Before he had begun to take an active interest in the kind of institution the 
Lying-In Hospital has become Dr. Markoe and other young physicians, who have 
since become famous, organized the work of the womens dispensary at 314 Broome 
Street. Some of those who were associated with Dr. Markoe in this work were Dr. 
Samuel Lambert, who later became Dean of the College of Physicians and Surgeons; 
Dr. Austin Flint, the noted alienist and surgeon; Dr. J. Clinton Edgar and Dr. 
H. McM. Painter. For a long time before Mr. Morgan became interested in their 
work these surgeons carried on the work, all of it without charge to the 
patients, by their own efforts and at their own expense.

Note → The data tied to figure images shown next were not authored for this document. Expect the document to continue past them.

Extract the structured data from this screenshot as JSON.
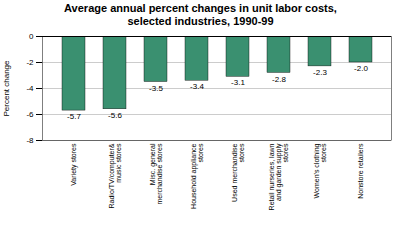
{
  "chart_data": {
    "type": "bar",
    "title": "Average annual percent changes in unit labor costs,\nselected industries, 1990-99",
    "categories": [
      "Variety stores",
      "Radio/TV/computer&\nmusic stores",
      "Misc. general\nmerchandise stores",
      "Household appliance\nstores",
      "Used merchandise\nstores",
      "Retail nurseries, lawn\nand garden supply\nstores",
      "Women's clothing\nstores",
      "Nonstore retailers"
    ],
    "values": [
      -5.7,
      -5.6,
      -3.5,
      -3.4,
      -3.1,
      -2.8,
      -2.3,
      -2.0
    ],
    "value_labels": [
      "-5.7",
      "-5.6",
      "-3.5",
      "-3.4",
      "-3.1",
      "-2.8",
      "-2.3",
      "-2.0"
    ],
    "color": "#3a9070",
    "ylabel": "Percent change",
    "ylim": [
      -8,
      0
    ],
    "yticks": [
      0,
      -2,
      -4,
      -6,
      -8
    ],
    "grid": true,
    "data_labels": true
  }
}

When Dr. Markoe and his associates took up the work at the Lying-In Hospital 
they maintained this so-called midwifery dispensary as one of the sub-stations, 
and its work on the east side has been expanded year by year without cost to 
needy families. Many of the worthy patients at the dispensary are taken to the 
Lying-In Hospital for treatment without cost to them.
Studied in Europe.
After his graduation from the College of Physicians and 
Surgeons, in 1885, Dr. Markoe went abroad to study in Munich and during his 
period of post-graduate work he developed his interest in gynecology and 
obstetrics. Upon his return he became the first house surgeon at the Sloane 
Hospital for Women, where he remained for several years. He went to the Broome 
Street Dispensary about 1890, but for many years maintained his connection with 
the Sloane Hospital and the Vassar Brothers Hospital in Poughkeepsie, where he 
was consulting gynecologist for many years. He was medical director at the 
Lying-In Hospital until about 1917, when he decided that he would devote the 
greater part of his time to his private practice.
Dr. Markoe came from a family of physicians. His father, Dr. Thomas Masters 
Markoe, was one of the noted physicians in this city fifty years ago and for 
decades was a member of the staff of the New York Hospital. His brother, Dr. 
Frank Markoe, also is a physician. Born in this city on July 19, 1862, Dr. 
Markoe was educated in the public schools and at St. Pauls School at Concord, 
N.H. Except for brief periods out of the city in travel or study he had lived 
here all his life.
For more than thirty-five years Dr. Markoe had been a communicant and vestryman 
at St. Georges Church. It was in this same edifice that his marriage to Annette 
B. Wetmore took place on Nov. 22, 1894, and in this edifice also their only 
daughter, Annette, now Mrs. William J. Schieffelin, Jr. was baptized and 
married.
Dr. Markoe was a lecturer at the City College, Fellow of the Academy of 
Medicine, member of the county and State medical associations, and of the 
American College of Physicians and Surgeons, Society for the Relief of Widows 
and Orphans and several charitable organizations. His clubs were the Metropolitan, 
Century, Racquet and Tennis and New York Yacht. His home was at 12 West Fifty-fifth Street.
Herbert L. Satterlee, who had known Dr. Markoe for many years, said yesterday 
that, although most of the physicians friends had forgotten that phase of his 
life, he was a good amateur athlete and one of the best amateur middleweight 
boxers of the 80s. In later years Dr. Markoe had been interested in yachting 
and cruised frequently with Mr. Morgan.